USFWC has also found some success and breakthroughs telling stories about what are traditionally thought of as conservative small business.

“[There’s a] myth that co-operatives are all alternative, leftist and progressive – sure they might be, and many of them certainly are – but they’re also not exclusively that,” he says.

“It’s important to also share the stories of co-ops which, for example, manage to stabilise rural communities that have fewer economic opportunities, like where some guy sells his hardware store to the workers and it becomes a worker co-op – now you have a rural co-operative in a conservative area where you have worker owners who feel empowered. They’re excited about it, so they tell the story themselves.”

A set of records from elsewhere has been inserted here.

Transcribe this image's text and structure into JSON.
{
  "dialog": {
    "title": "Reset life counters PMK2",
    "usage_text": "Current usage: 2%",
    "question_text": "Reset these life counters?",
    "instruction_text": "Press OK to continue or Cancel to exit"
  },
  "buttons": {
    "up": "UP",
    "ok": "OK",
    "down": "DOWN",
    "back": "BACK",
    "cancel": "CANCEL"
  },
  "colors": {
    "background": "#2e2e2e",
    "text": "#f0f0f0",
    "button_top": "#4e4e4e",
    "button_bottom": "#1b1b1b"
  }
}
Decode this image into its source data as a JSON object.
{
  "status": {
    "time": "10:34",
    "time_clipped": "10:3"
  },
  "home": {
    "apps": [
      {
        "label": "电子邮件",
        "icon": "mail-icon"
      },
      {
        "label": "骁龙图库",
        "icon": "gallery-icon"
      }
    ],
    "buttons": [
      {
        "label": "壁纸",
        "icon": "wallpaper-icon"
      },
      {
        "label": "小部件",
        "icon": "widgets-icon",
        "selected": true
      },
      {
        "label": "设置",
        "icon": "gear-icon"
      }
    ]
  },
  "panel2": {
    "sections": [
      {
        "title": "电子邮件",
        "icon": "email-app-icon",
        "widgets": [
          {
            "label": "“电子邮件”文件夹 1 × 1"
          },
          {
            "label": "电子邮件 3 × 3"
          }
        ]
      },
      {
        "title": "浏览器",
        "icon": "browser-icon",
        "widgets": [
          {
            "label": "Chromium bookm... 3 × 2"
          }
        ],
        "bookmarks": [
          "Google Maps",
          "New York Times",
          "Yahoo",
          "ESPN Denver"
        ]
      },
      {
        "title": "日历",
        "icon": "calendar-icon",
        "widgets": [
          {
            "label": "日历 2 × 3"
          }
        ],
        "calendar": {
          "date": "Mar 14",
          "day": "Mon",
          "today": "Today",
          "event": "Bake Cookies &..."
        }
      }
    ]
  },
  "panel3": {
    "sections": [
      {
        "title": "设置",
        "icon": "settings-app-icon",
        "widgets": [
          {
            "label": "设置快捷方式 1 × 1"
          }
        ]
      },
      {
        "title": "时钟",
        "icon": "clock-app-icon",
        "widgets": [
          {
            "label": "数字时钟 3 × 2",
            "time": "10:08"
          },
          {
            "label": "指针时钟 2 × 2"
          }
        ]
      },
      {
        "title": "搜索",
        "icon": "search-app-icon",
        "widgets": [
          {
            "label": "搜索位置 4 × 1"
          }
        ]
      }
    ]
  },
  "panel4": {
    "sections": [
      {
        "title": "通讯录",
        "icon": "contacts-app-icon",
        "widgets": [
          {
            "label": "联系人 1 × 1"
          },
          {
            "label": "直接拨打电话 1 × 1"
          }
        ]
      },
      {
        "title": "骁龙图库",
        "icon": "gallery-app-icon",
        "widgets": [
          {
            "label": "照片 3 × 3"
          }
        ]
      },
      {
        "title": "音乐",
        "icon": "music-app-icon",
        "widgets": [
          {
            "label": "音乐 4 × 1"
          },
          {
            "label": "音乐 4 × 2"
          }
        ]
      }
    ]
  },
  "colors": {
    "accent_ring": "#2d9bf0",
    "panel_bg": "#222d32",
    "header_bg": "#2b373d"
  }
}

He highlights the importance of telling “stories which aren’t just ‘we’re all progressive’ or ‘we’re all well-educated white radicals’ – but which also say ‘we’re black-run businesses’, and ‘we’re immigrant-run businesses’”.

It’s also important to “be able to include a counter-narrative,” he says. “So when people say ‘oh, all you do is in the caring economy – childcare and homecare – we can say ‘no, no, no, we also actually do this other thing’. Or they say ‘oh, you only do service-sector low-wage jobs’, we can say ‘actually we have high-end jobs too’.

“I think we need that nimbleness to help people expand the frame of what they think of as co-operatives.”